Have you adjusted the dish back to where the above is true (119 on the "left" or east LNB)?

If so, select a transponder on 119 for your Point Dish meter. Pick a transponder between 17 and 21 (I'd pick 21). Turn the dish slightly toward the west (clockwise) ... you will lose the 119 signal. Keep turning and you should hit 129. The signal may be weak ... if you had your signal peaked for the best 119 signal you will need to change the elevation of the dish as you turn it. You should hit 129 before turning more than a 10 degrees ... so if you do not see it go back to 119 and try again with a little bit more elevation. (You are basically trying to line up the reflection of 119 that you are getting on the left / east LNB with the center LNB.)

Once you start to receive 129 adjust the dish to get a decent signal then run a check switch.

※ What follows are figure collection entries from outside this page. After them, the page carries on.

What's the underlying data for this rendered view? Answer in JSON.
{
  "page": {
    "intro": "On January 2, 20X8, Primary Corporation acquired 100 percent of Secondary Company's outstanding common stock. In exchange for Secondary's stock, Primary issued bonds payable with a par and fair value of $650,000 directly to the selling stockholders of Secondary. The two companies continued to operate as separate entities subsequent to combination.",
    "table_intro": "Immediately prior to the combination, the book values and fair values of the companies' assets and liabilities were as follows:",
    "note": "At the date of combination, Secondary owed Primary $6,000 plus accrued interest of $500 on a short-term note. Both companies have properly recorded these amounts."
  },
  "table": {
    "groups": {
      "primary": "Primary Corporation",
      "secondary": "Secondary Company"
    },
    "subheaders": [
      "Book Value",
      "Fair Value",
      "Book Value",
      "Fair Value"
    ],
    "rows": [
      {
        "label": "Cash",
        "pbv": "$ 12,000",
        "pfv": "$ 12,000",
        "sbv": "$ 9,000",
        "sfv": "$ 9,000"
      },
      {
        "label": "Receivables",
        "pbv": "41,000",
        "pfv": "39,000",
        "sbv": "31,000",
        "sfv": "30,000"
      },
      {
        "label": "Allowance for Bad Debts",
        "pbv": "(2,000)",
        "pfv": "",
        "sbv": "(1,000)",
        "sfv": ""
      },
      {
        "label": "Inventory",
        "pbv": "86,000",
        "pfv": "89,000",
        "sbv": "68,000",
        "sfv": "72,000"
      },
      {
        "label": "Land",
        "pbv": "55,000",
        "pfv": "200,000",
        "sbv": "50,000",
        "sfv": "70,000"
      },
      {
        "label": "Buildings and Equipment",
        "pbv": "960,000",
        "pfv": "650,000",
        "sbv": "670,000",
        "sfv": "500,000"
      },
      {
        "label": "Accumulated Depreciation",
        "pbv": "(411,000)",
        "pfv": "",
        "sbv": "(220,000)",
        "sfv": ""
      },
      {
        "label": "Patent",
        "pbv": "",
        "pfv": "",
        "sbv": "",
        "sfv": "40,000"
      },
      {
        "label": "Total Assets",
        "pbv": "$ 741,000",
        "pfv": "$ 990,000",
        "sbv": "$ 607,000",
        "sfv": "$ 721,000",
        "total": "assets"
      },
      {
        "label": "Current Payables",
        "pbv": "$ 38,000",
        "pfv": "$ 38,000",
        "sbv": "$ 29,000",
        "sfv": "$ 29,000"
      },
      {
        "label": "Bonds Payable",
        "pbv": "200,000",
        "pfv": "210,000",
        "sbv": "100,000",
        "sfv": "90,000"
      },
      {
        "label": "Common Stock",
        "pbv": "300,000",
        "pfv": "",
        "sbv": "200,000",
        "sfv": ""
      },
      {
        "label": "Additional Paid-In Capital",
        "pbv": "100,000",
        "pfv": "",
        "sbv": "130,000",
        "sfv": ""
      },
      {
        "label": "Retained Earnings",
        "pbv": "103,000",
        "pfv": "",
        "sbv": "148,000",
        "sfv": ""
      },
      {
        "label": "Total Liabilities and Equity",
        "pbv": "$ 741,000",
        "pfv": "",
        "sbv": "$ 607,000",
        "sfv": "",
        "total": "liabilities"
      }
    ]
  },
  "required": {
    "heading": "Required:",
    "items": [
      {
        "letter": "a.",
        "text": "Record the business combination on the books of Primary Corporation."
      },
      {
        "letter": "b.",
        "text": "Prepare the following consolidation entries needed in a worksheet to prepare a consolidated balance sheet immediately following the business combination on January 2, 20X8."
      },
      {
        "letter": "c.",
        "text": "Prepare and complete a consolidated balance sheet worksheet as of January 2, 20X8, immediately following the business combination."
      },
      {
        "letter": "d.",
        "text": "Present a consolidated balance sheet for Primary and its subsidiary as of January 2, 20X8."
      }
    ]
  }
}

Once you run the check switch you should have all three, with 129 on the left / east LNB head. Then adjust the aiming to get the best average signal from all three locations, changing satellites and transponders on the point dish screen.

You can still use the first output on the LNB. Your dish receiver is using the switch in the LNB to select which head has which satellite. Thanks to your last Check Switch your receiver uses the left / east LNB when you ask for a transponder from 119. That is why you need to move the dish until you see 129 on the left / east LNB while telling your receiver to show you 119.

Do not use transponders 1-16 for aiming 129. They are spotbeams that may or may not be available in your area. 17-21 are available on both 119 and 129 so they are good to use to find a signal. If you get 110 while trying this tuning you have gone the wrong way.


----------



## quarterwave (Nov 21, 2009)

"Have you adjusted the dish back to where the above is true (119 on the "left" or east LNB)?"

Yes...and will do. 

Thank you.


----------



## quarterwave (Nov 21, 2009)

Thank you James Long. That worked, I was able to get it fixed today, took about 15 minutes. Thank you x 10.


----------